God’s unmatched, baffling love

Photo: Ales Krivec, Unsplash.

I remember a crush I had in high school. I don’t think we were quite dating. But we were together all the time, until she decided she didn’t want to hang out any more.

I remember the weekend when it dawned on me that’s what happened. I stayed in my room all day. I wrote poems. I made a mix tape that featured various versions of U2’s “With or Without You.” I was convinced I was in love and would have to live with this heartbreak for the rest of my life.

I was fine by summer break.

How do we think about God’s love for us? How do we think about God’s love for the world, when all we know of love is our own loves — what we’ve experienced, what we’ve felt, what we’ve known? 

We imagine God as someone like us, a person who loves like we love — as fickle or as faithful as we are. We can’t help but make comparisons between us and God, because what else do we have but human experiences, human words? 

But we also have to pay attention to a warning in Scripture that there are differences between God and us. Isaiah offers this warning clearly when he tells us God’s ways are not our ways and God’s thoughts are not like our thoughts (Isaiah 55:8-9).

A church council in the 13th century developed this caution into a rule of thumb: “Between Creator and creature no similitude can be expressed without implying an even greater dissimilitude.” That statement is from the Fourth Lateran Council in 1215. 

Between God and us, the dissimilarity is always greater than any similarity. We have our assumptions about God. We project our human ways of doing things onto God. But we have to remember that God is not like us. 

The Book of Lamentations is a window into the struggle of trying to understand the baffling similarities and dissimilarities of God’s love. 

The book is a set of five acrostic poems, each line beginning with a different letter of the Hebrew alphabet. One reason for the acrostic style is to help people memorize the poem. That’s how important these poems were. They were meant to be stored in the heart and mind, repeated words to guide relationships with God.

Ellen Davis, in Opening Israel’s Scriptures (2019), describes Lamentations as “the love poetry of disaster.” The poems were written after the destruction of the Jerusalem temple in 587 BCE, during Jewish captivity in the Babylonian empire. They express the shock and anguish at the devastation of Jerusalem — homes, city and temple, everything taken. 

The poems remember disasters of warfare and testify to a people able to pick up the pieces. The poems are declarations of love and longing for what has been lost, what has been stolen — all expressed in conversation with a God who seems to have abandoned the people.

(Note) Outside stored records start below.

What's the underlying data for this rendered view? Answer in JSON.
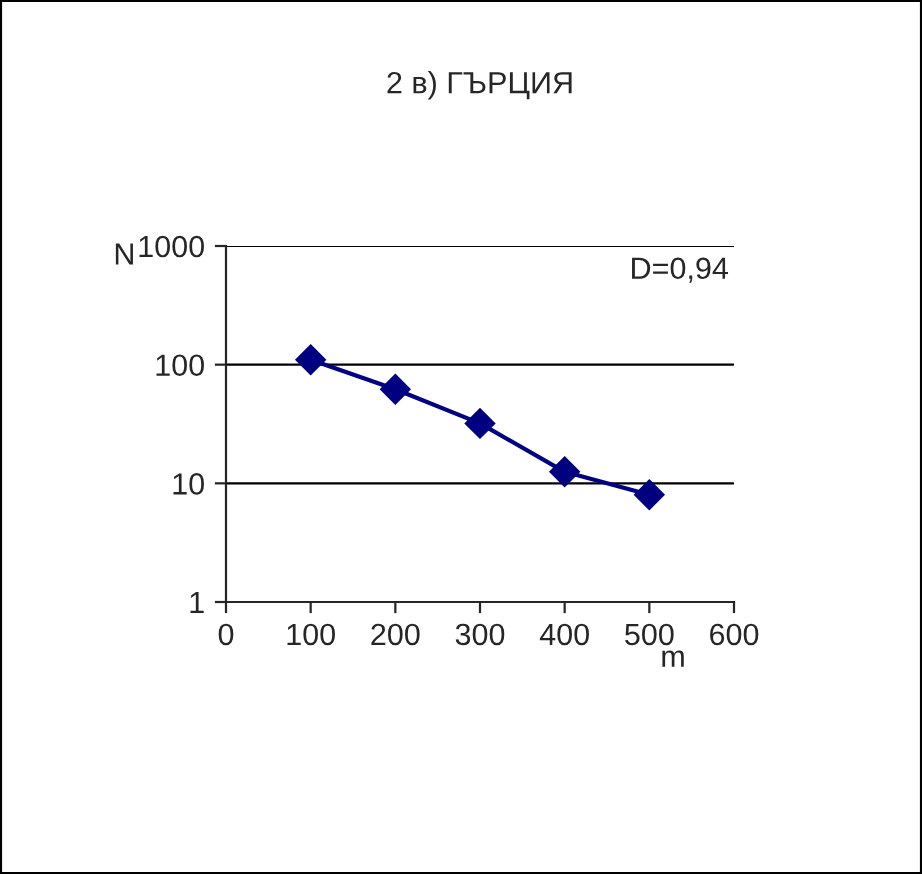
{
  "chart_data": {
    "type": "line",
    "title": "2 в) ГЪРЦИЯ",
    "xlabel": "m",
    "ylabel": "N",
    "x": [
      100,
      200,
      300,
      400,
      500
    ],
    "series": [
      {
        "color": "#000080",
        "values": [
          110,
          62,
          32,
          12.5,
          8
        ]
      }
    ],
    "xlim": [
      0,
      600
    ],
    "xticks": [
      0,
      100,
      200,
      300,
      400,
      500,
      600
    ],
    "ylim": [
      1,
      1000
    ],
    "yticks": [
      1,
      10,
      100,
      1000
    ],
    "log": true,
    "grid": "y",
    "marker": "diamond",
    "line_style": "solid",
    "annotations": [
      "D=0,94"
    ]
  }
}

Lamentations 3:22-33 is a passage from the middle of the first poem. It comes as a surprise — dissimilar to the rest of the book. These verses interrupt the grief. 

“The steadfast love of the Lord never ceases; his mercies never come to an end” (3:22). 

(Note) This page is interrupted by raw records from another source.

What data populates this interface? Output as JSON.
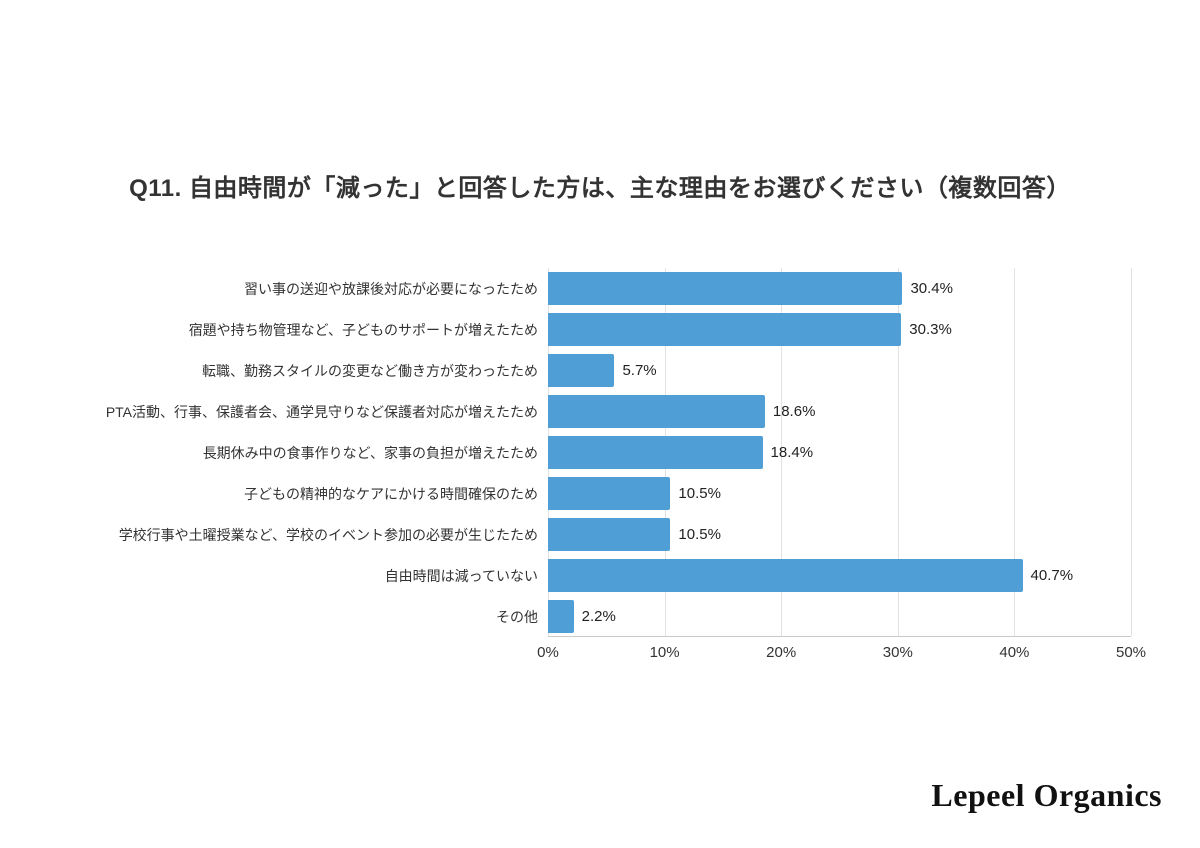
{
  "title": "Q11. 自由時間が「減った」と回答した方は、主な理由をお選びください（複数回答）",
  "brand": "Lepeel Organics",
  "chart_data": {
    "type": "bar",
    "orientation": "horizontal",
    "title": "Q11. 自由時間が「減った」と回答した方は、主な理由をお選びください（複数回答）",
    "categories": [
      "習い事の送迎や放課後対応が必要になったため",
      "宿題や持ち物管理など、子どものサポートが増えたため",
      "転職、勤務スタイルの変更など働き方が変わったため",
      "PTA活動、行事、保護者会、通学見守りなど保護者対応が増えたため",
      "長期休み中の食事作りなど、家事の負担が増えたため",
      "子どもの精神的なケアにかける時間確保のため",
      "学校行事や土曜授業など、学校のイベント参加の必要が生じたため",
      "自由時間は減っていない",
      "その他"
    ],
    "values": [
      30.4,
      30.3,
      5.7,
      18.6,
      18.4,
      10.5,
      10.5,
      40.7,
      2.2
    ],
    "value_labels": [
      "30.4%",
      "30.3%",
      "5.7%",
      "18.6%",
      "18.4%",
      "10.5%",
      "10.5%",
      "40.7%",
      "2.2%"
    ],
    "xlim": [
      0,
      50
    ],
    "x_ticks": [
      {
        "value": 0,
        "label": "0%"
      },
      {
        "value": 10,
        "label": "10%"
      },
      {
        "value": 20,
        "label": "20%"
      },
      {
        "value": 30,
        "label": "30%"
      },
      {
        "value": 40,
        "label": "40%"
      },
      {
        "value": 50,
        "label": "50%"
      }
    ],
    "bar_color": "#4f9fd6",
    "grid": true,
    "legend": false
  }
}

“The Lord will not reject forever. . . .
He will have compassion according to the abundance of his steadfast love” (3:31-32). 

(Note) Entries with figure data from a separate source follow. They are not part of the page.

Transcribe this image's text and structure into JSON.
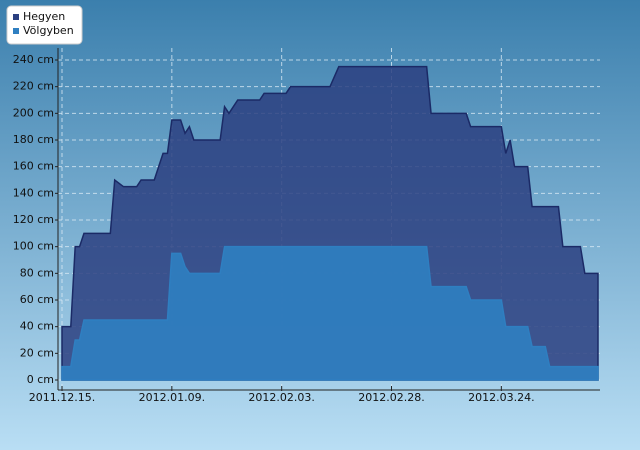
{
  "chart_data": {
    "type": "area",
    "x": [
      "2011-12-15",
      "2011-12-17",
      "2011-12-18",
      "2011-12-19",
      "2011-12-20",
      "2011-12-26",
      "2011-12-27",
      "2011-12-29",
      "2012-01-01",
      "2012-01-02",
      "2012-01-05",
      "2012-01-07",
      "2012-01-08",
      "2012-01-09",
      "2012-01-11",
      "2012-01-12",
      "2012-01-13",
      "2012-01-14",
      "2012-01-20",
      "2012-01-21",
      "2012-01-22",
      "2012-01-24",
      "2012-01-29",
      "2012-01-30",
      "2012-02-04",
      "2012-02-05",
      "2012-02-14",
      "2012-02-16",
      "2012-03-07",
      "2012-03-08",
      "2012-03-16",
      "2012-03-17",
      "2012-03-24",
      "2012-03-25",
      "2012-03-26",
      "2012-03-27",
      "2012-03-30",
      "2012-03-31",
      "2012-04-03",
      "2012-04-04",
      "2012-04-06",
      "2012-04-07",
      "2012-04-11",
      "2012-04-12",
      "2012-04-15"
    ],
    "series": [
      {
        "name": "Hegyen",
        "color": "#2b3f80",
        "values": [
          40,
          40,
          100,
          100,
          110,
          110,
          150,
          145,
          145,
          150,
          150,
          170,
          170,
          195,
          195,
          185,
          190,
          180,
          180,
          205,
          200,
          210,
          210,
          215,
          215,
          220,
          220,
          235,
          235,
          200,
          200,
          190,
          190,
          170,
          180,
          160,
          160,
          130,
          130,
          130,
          130,
          100,
          100,
          80,
          80
        ]
      },
      {
        "name": "Völgyben",
        "color": "#2f7fc1",
        "values": [
          10,
          10,
          30,
          30,
          45,
          45,
          45,
          45,
          45,
          45,
          45,
          45,
          45,
          95,
          95,
          85,
          80,
          80,
          80,
          100,
          100,
          100,
          100,
          100,
          100,
          100,
          100,
          100,
          100,
          70,
          70,
          60,
          60,
          40,
          40,
          40,
          40,
          25,
          25,
          10,
          10,
          10,
          10,
          10,
          10
        ]
      }
    ],
    "xlim": [
      "2011-12-15",
      "2012-04-15"
    ],
    "xticks": [
      {
        "value": "2011-12-15",
        "label": "2011.12.15."
      },
      {
        "value": "2012-01-09",
        "label": "2012.01.09."
      },
      {
        "value": "2012-02-03",
        "label": "2012.02.03."
      },
      {
        "value": "2012-02-28",
        "label": "2012.02.28."
      },
      {
        "value": "2012-03-24",
        "label": "2012.03.24."
      }
    ],
    "ylim": [
      0,
      240
    ],
    "yticks": [
      {
        "value": 0,
        "label": "0 cm"
      },
      {
        "value": 20,
        "label": "20 cm"
      },
      {
        "value": 40,
        "label": "40 cm"
      },
      {
        "value": 60,
        "label": "60 cm"
      },
      {
        "value": 80,
        "label": "80 cm"
      },
      {
        "value": 100,
        "label": "100 cm"
      },
      {
        "value": 120,
        "label": "120 cm"
      },
      {
        "value": 140,
        "label": "140 cm"
      },
      {
        "value": 160,
        "label": "160 cm"
      },
      {
        "value": 180,
        "label": "180 cm"
      },
      {
        "value": 200,
        "label": "200 cm"
      },
      {
        "value": 220,
        "label": "220 cm"
      },
      {
        "value": 240,
        "label": "240 cm"
      }
    ],
    "grid": true,
    "legend": "top-left"
  }
}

The poet believes in God’s love despite experiencing absence. It is a love in defiance of Babylon’s violence, a love that persists.

THe COVID-19 pandemic brought profound losses. I’m sure you, like me, have witnessed the death of friends, family and neighbors. We’re still trying to piece together something like the life we had before. We’re still looking to regain community, to find our people again. And when we do, we’re grateful for reconnection, but we’re also confronting our sense of hurt, abandonment, disappointment. We’ve let each other down. We’ve failed to be there for the people we said we love.

Despite our best efforts, we love inconsistently. We’re always trying to get love right. We depend on the grace and patience of others to sustain the possibility of love. We rely on communities to hold us and care for us. To be there even when we fail and try to love again.

To be the church is to hold the door open, to hope for restoration and the healing of wounds. That’s what it means to live according to God’s love: to be steadfast and merciful to each other, because we get love wrong over and over again. Steadfast because we always need people we can depend on, to be there for us, to offer us mercy again and again. 

To believe in God’s love and to offer that love in mercy to each other is the substance of our faith.